Het beroep is ongegrond.
Het beroep van [appellant sub 9] en andere
32. [appellant sub 9] en andere betogen dat aan het plandeel met de bestemming "Bedrijf (B)" voor het perceel [locatie 11] ten onrechte niet de aanduiding "specifieke vorm van bedrijf - transport- en overslagbedrijf" of de aanduiding "specifieke vorm van bedrijf - transport" is toegekend. Zij stellen dat zo'n aanduiding gerechtvaardigd is voor de bedrijfsactiviteiten van het al jaren ter plaatse gevestigde containerverhuurbedrijf.

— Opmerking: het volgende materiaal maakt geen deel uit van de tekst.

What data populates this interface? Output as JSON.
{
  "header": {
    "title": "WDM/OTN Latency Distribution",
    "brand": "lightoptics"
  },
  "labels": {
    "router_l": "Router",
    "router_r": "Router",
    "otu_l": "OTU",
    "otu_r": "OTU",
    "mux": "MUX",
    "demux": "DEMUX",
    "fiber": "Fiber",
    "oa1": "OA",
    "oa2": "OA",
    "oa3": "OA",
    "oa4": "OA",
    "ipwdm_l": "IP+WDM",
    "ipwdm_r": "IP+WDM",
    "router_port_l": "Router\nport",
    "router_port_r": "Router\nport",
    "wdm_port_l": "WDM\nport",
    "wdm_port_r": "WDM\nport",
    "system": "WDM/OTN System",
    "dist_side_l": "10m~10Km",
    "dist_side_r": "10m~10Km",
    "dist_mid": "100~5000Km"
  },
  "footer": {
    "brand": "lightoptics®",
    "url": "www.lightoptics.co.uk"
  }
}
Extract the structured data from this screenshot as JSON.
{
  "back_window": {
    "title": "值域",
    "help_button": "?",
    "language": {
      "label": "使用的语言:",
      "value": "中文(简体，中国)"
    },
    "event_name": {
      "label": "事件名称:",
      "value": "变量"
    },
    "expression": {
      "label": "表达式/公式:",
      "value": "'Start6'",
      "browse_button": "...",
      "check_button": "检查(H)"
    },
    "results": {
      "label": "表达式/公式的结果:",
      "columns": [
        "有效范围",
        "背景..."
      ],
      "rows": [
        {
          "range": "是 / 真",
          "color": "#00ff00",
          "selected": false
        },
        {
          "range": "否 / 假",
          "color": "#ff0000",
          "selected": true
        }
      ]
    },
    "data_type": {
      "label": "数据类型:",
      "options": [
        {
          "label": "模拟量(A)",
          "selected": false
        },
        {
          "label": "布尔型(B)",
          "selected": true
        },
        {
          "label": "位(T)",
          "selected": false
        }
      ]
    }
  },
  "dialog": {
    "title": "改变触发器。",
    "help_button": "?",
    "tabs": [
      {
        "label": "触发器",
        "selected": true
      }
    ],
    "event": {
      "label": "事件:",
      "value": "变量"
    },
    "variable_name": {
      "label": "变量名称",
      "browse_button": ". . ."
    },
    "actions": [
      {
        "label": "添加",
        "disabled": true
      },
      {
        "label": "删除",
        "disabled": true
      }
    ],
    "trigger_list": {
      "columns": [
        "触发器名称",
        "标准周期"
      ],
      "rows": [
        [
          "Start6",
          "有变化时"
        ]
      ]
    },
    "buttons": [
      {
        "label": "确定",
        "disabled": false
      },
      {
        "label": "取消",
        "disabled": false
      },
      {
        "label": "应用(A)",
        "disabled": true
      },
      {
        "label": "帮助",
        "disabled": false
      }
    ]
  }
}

Tevens betogen zij dat de bedrijfsbestemming en de specifieke functieaanduiding dient te gelden voor het gehele perceel waarvan zij eigenaar zijn. Aan een deel van het perceel is naar aanleiding van de zienswijze van [belanghebbende B] en [belanghebbende C], die stellen dat zij dit deel van het perceel in eigendom hebben, de bestemming "Wonen (W)" toegekend, terwijl aldaar eveneens bedrijfsactiviteiten plaatsvinden. [appellant sub 9] en andere stellen dat de raad er ten onrechte vanuit is gegaan [belanghebbende B] en [belanghebbende C] het desbetreffende deel van het perceel in eigendom hebben.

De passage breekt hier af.